Giocatori, ma soprattutto uomini eccezionali
In ricordo di Johann Cruyff e Cesare Maldini.
Mentre il calcio continentale sta per emettere i suoi verdetti che produrranno le semifinaliste di Champions e si prepara a un Europeo senza una squadra dominatrice ma con tante outsider, quasi più attento all’allarme sicurezza che a quanto succederà in campo, ci piace ricordare, a distanza di qualche giorno ormai, due giganti che ci hanno lasciato: Johan Cruijff e Cesare Maldini. Calcisticamente, due fenomeni agli antipodi: uno profeta del calcio totale, l’altro emblema del gioco all’italiana; ma per quello che hanno rappresentato, per l’esempio dentro e fuori dal campo, possono essere accomunati in un unico ricordo e soprattutto in un unico struggente rimpianto per un calcio radioso e spettacolare che raramente ormai riusciamo ad ammirare. Entrambi trascinatori, capaci col loro carisma, di creare emuli, portando le loro squadre a risultati insperati e insegnando ai giovani e poi alle formazioni più blasonate sempre con grandi exploit. Più polemico e guascone il primo, che con gli Orange aveva dovuto combattere con il suo demiurgo Michels i mulini a vento di quella che fino a quel momento era l’ortodossia pallonara. Più ieratico e silenzioso il secondo, ma in grado di essere già secondo allenatore, una sorta di longa manus del “paròn” Nereo Rocco in campo, fraterni sodali entrambi triestini e capaci, con una battuta in dialetto, di capirsi al volo.

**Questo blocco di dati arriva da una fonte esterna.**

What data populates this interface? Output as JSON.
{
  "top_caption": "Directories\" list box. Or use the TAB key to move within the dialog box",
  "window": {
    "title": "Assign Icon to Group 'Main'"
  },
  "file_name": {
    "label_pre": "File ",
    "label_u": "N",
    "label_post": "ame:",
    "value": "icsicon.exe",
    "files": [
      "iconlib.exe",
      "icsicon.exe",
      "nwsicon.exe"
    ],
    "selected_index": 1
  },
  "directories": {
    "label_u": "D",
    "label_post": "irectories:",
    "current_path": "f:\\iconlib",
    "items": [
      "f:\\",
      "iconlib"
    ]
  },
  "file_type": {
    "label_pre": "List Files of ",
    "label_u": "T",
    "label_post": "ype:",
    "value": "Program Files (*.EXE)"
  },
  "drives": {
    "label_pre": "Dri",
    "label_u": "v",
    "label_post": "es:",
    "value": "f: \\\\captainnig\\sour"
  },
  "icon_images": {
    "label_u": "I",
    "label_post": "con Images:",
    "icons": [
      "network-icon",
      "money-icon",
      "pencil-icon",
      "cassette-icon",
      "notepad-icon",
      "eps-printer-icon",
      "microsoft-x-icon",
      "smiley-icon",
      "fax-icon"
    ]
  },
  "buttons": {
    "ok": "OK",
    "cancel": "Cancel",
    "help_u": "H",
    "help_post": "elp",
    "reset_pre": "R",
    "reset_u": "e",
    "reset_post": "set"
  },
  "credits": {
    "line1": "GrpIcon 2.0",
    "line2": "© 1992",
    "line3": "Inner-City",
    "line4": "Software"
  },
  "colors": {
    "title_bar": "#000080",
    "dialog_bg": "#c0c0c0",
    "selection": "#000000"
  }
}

Su Cruijff calciatore si sono scritti libri interi e Sandro Ciotti ne fece un film straordinario, ma forse si è detto poco di come, con la sua gestualità, fosse già leader con la testa prima ancora che con i piedi. Una storia, la sua da calciatore, che se a livello di club ha avuto con Ajax e Barcellona i giusti allori, con la nazionale è rimasta incompiuta, perché rimasta orfana di un Mondiale che avrebbe strameritato (quello del 1974, mai più ci fu un torneo iridato così ricco di squadroni in tutta la sua storia) un po’ come avvenne per l’Ungheria di Puskas, entrambi beffati in finale da un’indomita Germania. Maldini aveva un modo elegante di difendere, nell’era in cui rudezza e approssimazione popolavano le nostre aree di rigore: con il Milan fu il primo italiano ad alzare la Coppa dei Campioni nel 1963 a Wembley ed è incredibile come il suo Dna sia passato in campo a suo figlio Paolo, se possibile ancora più vincente di lui. Per quelle strane combinazioni che ogni tanto succedono nel calcio e nella vita, Paolo arrivò a sollevare la sua prima Champions da capitano (ne aveva già vinte due) 40 anni esatti dopo e sempre in Inghilterra come papà Cesare (allora fu a Manchester contro la Juventus). Anche il figlio di Joahn, pur non essendo un campione, non se la cavava male a calcio: il papà aveva scelto di chiamarlo Jordì in onore del patrono di Barcellona in tempi in cui i franchisti ancora lo vietavano (agli spagnoli) perché simbolo della volontà indipendentista della città: da olandese quindi, divenne più catalano dei catalani.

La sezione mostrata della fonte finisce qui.